Tuesday, November 12, 2013

WHY

Why do I push so hard – trying to improve … trying to become better … trying to do more … trying to beat my last best …?   

Why am I so adamant that personal development must be a continuous and ever-mindful process? 

What is the point of pushing ourselves, denying ourselves gratifications, and making sacrifices large and small? 

[Haven’t we done enough already?]

* * * * * * * * * * * * * *

Because: Life does not just keep getting better all by itself.  “Finally arrived” – wherever we might think that is or should be (e.g., age 16, 18, 21, graduated, married, got a job, etc.) – is only a temporary and very fragile place.   

Because:  The PUSH reduces the proportion of closed doors and blind alleys we otherwise encounter and results in both more choices and better choices. 

NOTE: Paradoxically, the more one pushes, the bigger the load gets.  This is discouraging to most, but that’s life!  However, in pushing – if we push purposefully and intentionally, we become stronger, smarter, more capacitized and more “accomplished”.  When we push less, there becomes less to push.  Happy Day!  Well, not quite.  When we run out of things to push, we run out of life.  That’s an option I can live without.

Because: It allows me to sleep better at night and allows me to feel better about myself in harsh daylight. 

Because:  Newtown/Sandy Hook, Hurricane Sandy and other tragedies of overwhelming loss keep happening, and the best way I can deal with them is to keep fighting.

A horse came upon a sparrow lying on the street, feet in the air, hyperventilating and in obvious angst.  The horse quizzically asked the sparrow what on earth he was doing.  The sparrow said he heard the sky was falling and he was trying to help.  Nearly convulsing with laughter, the horse bellowed, “What can you do with those silly little twig legs of yours to keep the sky from falling?”  The sparrow replied – with utmost conviction and determination: “One does what one can.”  Anne Lamott

Because:  None of us “arrived” wherever we are under our own steam, and cannot, thus, claim all the entitlements we’d like to think should be ours for the duration.  The considerable subsidies and fundamental/foundational dependencies currently floating my boat – and your boat – will eventually run out.   

Because:  The responsibilities don’t quit coming but keep escalating, the costs keep escalating, the tests get harder, and failure has greater and tougher consequences the farther we fail to go.   

Because: The “filter” of our own experience is flawed.  Personal scotomas and myopias, combined with the lack of a fully reflective visioning capacity, gives us an errant and incomplete view of the world and of our place in it.  So, in a very real sense, we have to overcompensate.  

Because:  Habits, inclinations and “natural” tendencies allow us to drift into dangerous, debilitating and unpotable waters.  

Because:  Being “in a league of our own” … making our own rules and being our own referee … is a game nobody wins.     

Because:  We all have an unbelievable number of unfounded assumptions and unrealistic expectations to overcome.   
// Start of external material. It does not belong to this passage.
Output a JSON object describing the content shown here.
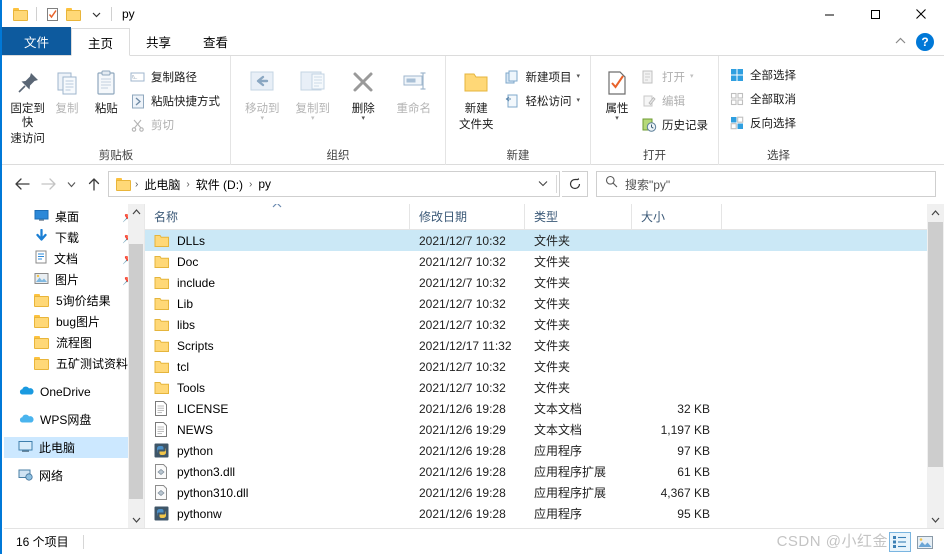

Because:  There are no shortcuts to our Truest Destiny.  It’s going to take everything we’ve got.  We are given all the time and tools needed to make a successful passage, and wasting either of them ties the hands of Destiny against all odds of our ever truly “making it”.    

Because: Trivial engagements, diversions and gratifications simply don’t have lasting value.

Because:  We’d just rather NOT if we don’t HAVE TO – and need to get over it.

There’s never enough time to do all the nothing we want.” (Calvin).

Because:  I’m worth it and my dignity demands it!  Sooner or later we will tire of not getting what we “deserve”; we’ll hit a glass ceiling we never saw coming; we won’t have the tools and tickets for the Big League Dance; and, ultimately, we will lose the two things we most covet: Control and Legitimacy (Integrity).    

Because: I have seen hopelessness and I have felt hopelessness and I have known last-straw desperation.  Without Hope and without a reasonable sense of eventual surmountability, there is no tomorrow worth fighting for.   

Because: My song can’t be sung by anybody else.  If I don’t sing my song as only I can sing it – with everything that’s in me, I am diminished, along with Hope and Justice and Truth and Destiny.  Quartermaster

Life is either a great adventure or nothing.”
Helen Keller

To strive, to seek, to find, and not to yield.”
Alfred Tennyson
[ From “Ulysses”]

“There’s always a new mistake to be made.”